И вот, когда многим казалось, что той мертвой эпохе, олицетворяемой именем Станислава Гаудасинского, никогда не будет конца, внезапно появился Владимир Кехман и осуществил весьма нашумевший переворот. При всей неоднозначности фигуры самого автора этого переворота было понятно, что хуже, чем при прежнем руководстве (речь, подчеркну еще раз, только об опере), уже просто некуда, а значит, можно ждать каких-то позитивных перемен. Они вроде бы и начались, но довольно странно, без внятной художественной программы, без решения вопросов, с которых, казалось бы, надо было начать. И вот перед нами — вторая оперная премьера этого первого сезона эры Кехмана, связанной также и с именем Елены Образцовой, согласившейся взять на себя художественное руководство оперой Михайловского театра.
Как и предшествовавшая премьера, «Любовный напиток» изготовлен руками итальянцев. И если в «Сельской чести» пели только наши, то в «Напитке» уже участвовали и несколько итальянских певцов. При этом «Сельская честь» была переносом готовой продукции, тогда как «Напиток» делался специально для питерской сцены. Впрочем, сравнивая сценический облик обоих спектаклей, трудно не прийти к закономерному выводу, что лучше перенос работы незаурядной личности, каковой является Лилиана Кавани, чем номинально оригинальная продукция третьестепенного режиссера.
Фабио Спарволи больше известен как режиссер-ассистент, работавший, в частности, с великим Джорджо Стрелером. Поэтому вряд ли стоит удивляться, например, разительному сходству визуального ряда «Напитка» со стрелеровским «Фальстафом», перенесенным несколько лет назад на сцену Большого театра.
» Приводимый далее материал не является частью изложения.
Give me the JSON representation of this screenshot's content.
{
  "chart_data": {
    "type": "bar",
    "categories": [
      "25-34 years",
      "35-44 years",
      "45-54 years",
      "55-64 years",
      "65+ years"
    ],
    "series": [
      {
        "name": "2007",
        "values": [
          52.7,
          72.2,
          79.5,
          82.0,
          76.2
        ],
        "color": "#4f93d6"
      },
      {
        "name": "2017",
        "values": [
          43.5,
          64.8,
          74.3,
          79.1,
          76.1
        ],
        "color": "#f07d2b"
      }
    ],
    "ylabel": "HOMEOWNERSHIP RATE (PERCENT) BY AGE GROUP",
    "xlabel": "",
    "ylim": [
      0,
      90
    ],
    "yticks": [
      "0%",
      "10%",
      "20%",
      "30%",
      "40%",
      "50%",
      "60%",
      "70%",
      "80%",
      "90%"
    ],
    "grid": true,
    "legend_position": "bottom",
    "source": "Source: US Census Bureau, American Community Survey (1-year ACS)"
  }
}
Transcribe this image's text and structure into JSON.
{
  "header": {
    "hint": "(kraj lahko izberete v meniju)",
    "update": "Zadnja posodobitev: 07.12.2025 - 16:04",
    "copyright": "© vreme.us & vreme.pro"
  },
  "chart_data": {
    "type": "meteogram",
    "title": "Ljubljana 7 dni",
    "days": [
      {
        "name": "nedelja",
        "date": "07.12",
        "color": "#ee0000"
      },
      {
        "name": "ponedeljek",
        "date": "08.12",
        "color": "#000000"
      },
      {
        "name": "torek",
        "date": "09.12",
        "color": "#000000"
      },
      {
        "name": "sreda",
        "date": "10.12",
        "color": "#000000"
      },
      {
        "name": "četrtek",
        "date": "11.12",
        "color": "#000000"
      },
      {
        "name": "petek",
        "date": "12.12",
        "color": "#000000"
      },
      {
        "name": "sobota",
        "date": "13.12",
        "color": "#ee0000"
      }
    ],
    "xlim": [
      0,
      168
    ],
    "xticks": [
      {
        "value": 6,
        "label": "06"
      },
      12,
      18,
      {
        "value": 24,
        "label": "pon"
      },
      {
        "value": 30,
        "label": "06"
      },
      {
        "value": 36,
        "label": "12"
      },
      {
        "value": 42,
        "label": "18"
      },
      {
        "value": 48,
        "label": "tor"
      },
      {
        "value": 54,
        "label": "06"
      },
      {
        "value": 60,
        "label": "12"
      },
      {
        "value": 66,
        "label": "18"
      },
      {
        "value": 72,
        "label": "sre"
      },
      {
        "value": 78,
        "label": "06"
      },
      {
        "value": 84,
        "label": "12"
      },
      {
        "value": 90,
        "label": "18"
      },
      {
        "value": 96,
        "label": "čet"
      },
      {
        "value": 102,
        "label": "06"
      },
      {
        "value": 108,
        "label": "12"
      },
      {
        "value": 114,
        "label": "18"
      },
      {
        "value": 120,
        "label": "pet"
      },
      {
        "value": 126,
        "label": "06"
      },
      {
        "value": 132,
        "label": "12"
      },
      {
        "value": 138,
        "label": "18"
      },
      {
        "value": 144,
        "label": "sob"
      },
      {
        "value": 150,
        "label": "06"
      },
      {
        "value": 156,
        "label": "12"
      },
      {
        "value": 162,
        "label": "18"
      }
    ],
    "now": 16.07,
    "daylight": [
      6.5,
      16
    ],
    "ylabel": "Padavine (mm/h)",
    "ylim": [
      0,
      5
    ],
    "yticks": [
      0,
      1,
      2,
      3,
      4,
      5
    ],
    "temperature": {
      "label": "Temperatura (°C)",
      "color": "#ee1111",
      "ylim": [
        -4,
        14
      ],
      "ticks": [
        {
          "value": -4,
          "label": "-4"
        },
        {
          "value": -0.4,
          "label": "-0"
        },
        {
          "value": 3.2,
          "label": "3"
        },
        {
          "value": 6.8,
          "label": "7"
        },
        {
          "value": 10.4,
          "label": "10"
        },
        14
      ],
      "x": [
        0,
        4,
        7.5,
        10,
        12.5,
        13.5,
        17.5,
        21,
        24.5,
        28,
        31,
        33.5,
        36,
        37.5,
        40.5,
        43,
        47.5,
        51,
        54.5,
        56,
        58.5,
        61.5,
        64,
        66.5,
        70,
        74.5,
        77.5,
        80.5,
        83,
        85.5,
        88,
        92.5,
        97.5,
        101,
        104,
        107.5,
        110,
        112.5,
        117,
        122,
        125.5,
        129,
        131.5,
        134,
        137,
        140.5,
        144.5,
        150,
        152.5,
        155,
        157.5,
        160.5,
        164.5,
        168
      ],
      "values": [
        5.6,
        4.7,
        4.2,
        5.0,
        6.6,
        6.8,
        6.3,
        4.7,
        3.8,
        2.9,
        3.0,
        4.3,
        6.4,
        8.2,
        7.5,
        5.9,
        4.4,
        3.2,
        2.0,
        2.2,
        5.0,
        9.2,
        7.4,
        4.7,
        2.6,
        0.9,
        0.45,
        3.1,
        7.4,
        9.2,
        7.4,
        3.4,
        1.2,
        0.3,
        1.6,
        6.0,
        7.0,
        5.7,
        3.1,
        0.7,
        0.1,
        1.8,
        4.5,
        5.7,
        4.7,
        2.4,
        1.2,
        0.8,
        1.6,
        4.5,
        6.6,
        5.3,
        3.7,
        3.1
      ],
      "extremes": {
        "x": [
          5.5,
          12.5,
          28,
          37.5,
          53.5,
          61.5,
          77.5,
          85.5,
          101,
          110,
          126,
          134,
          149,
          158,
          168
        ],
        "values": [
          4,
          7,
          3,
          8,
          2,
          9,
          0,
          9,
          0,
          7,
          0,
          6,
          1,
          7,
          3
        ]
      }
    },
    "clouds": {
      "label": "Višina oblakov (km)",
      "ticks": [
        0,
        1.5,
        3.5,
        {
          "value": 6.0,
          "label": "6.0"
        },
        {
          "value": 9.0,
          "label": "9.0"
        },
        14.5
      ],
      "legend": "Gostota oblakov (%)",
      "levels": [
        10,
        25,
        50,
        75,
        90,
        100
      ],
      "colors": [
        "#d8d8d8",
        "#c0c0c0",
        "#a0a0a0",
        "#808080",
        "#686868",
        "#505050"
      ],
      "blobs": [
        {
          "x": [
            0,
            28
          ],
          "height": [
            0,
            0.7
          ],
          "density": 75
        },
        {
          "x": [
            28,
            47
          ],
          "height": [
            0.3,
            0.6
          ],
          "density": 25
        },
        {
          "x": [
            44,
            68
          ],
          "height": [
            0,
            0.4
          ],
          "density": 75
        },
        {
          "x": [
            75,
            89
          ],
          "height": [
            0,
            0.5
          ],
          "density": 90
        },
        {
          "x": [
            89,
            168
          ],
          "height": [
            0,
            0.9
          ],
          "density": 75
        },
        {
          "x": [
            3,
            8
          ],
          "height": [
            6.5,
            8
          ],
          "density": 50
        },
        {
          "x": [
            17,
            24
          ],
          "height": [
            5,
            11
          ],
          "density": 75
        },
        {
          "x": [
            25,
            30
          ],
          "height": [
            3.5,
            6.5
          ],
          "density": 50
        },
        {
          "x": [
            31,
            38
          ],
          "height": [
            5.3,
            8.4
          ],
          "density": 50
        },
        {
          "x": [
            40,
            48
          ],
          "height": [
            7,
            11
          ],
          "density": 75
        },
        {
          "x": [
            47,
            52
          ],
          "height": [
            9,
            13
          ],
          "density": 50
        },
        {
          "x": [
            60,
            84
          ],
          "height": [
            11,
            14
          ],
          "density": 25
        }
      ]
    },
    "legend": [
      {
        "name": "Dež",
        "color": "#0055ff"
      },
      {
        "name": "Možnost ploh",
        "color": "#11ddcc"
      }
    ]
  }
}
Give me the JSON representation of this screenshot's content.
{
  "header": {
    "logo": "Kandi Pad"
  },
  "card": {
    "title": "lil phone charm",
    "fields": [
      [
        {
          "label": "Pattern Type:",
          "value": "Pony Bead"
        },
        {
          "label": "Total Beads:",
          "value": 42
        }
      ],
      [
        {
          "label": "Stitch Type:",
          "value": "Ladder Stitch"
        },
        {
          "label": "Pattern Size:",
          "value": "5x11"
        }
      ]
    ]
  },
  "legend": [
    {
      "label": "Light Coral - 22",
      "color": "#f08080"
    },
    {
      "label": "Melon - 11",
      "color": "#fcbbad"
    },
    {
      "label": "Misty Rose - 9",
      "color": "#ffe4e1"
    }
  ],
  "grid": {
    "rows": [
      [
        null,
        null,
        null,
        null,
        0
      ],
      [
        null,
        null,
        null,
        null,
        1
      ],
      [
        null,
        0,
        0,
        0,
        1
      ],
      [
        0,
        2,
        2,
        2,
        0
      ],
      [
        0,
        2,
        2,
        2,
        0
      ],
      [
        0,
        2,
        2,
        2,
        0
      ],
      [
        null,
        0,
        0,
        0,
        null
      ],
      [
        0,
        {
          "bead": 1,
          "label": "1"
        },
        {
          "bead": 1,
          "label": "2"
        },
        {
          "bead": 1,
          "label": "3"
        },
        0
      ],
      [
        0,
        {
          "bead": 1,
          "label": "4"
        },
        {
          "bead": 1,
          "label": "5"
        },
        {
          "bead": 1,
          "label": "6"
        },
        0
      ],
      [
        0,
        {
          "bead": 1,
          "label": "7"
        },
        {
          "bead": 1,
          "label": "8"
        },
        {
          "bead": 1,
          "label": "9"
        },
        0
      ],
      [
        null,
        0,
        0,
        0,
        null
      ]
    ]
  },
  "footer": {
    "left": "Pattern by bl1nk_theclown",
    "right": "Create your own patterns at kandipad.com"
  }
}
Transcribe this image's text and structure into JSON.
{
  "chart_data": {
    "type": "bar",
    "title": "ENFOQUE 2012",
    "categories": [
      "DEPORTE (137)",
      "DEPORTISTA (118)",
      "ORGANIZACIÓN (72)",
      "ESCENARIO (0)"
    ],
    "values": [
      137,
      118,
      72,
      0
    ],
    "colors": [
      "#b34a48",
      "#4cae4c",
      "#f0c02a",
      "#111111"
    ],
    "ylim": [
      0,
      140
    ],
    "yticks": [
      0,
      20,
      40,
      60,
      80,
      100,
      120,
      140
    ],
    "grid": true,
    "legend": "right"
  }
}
Легко предположить, что сценограф Мауро Карози получил от режиссера задание сделать что-то в духе работавшего со Стрелером Эцио Фриджерио и вполне с этим справился. Нам показывают на сцене как бы настоящую (на самом деле, конечно, оперную) итальянскую деревню, с настоящими стогами сена и т.д. Сам режиссер практически полностью в этой декорации растворился, не обнаружив своего присутствия и в работе с исполнителями, действующими на подмостках и передвигающимися по ним вполне шаблонно. Впрочем, это отнюдь не самый плохой вариант, поскольку отсутствие явных противоречий и диссонансов с духом и стилем первоисточника по нынешним временам уже само по себе может рассматриваться как достоинство. Если бы сюда еще хоть чуточку больше юмора, без которого комическая опера как рыба без воды...
Зато подобного рода режиссура очень удобна, когда, как в данном случае, предполагается постоянно приглашать солистов-гастролеров и вводить собственную молодежь. Надо сказать, именно солисты оказались наиболее сильной стороной спектакля.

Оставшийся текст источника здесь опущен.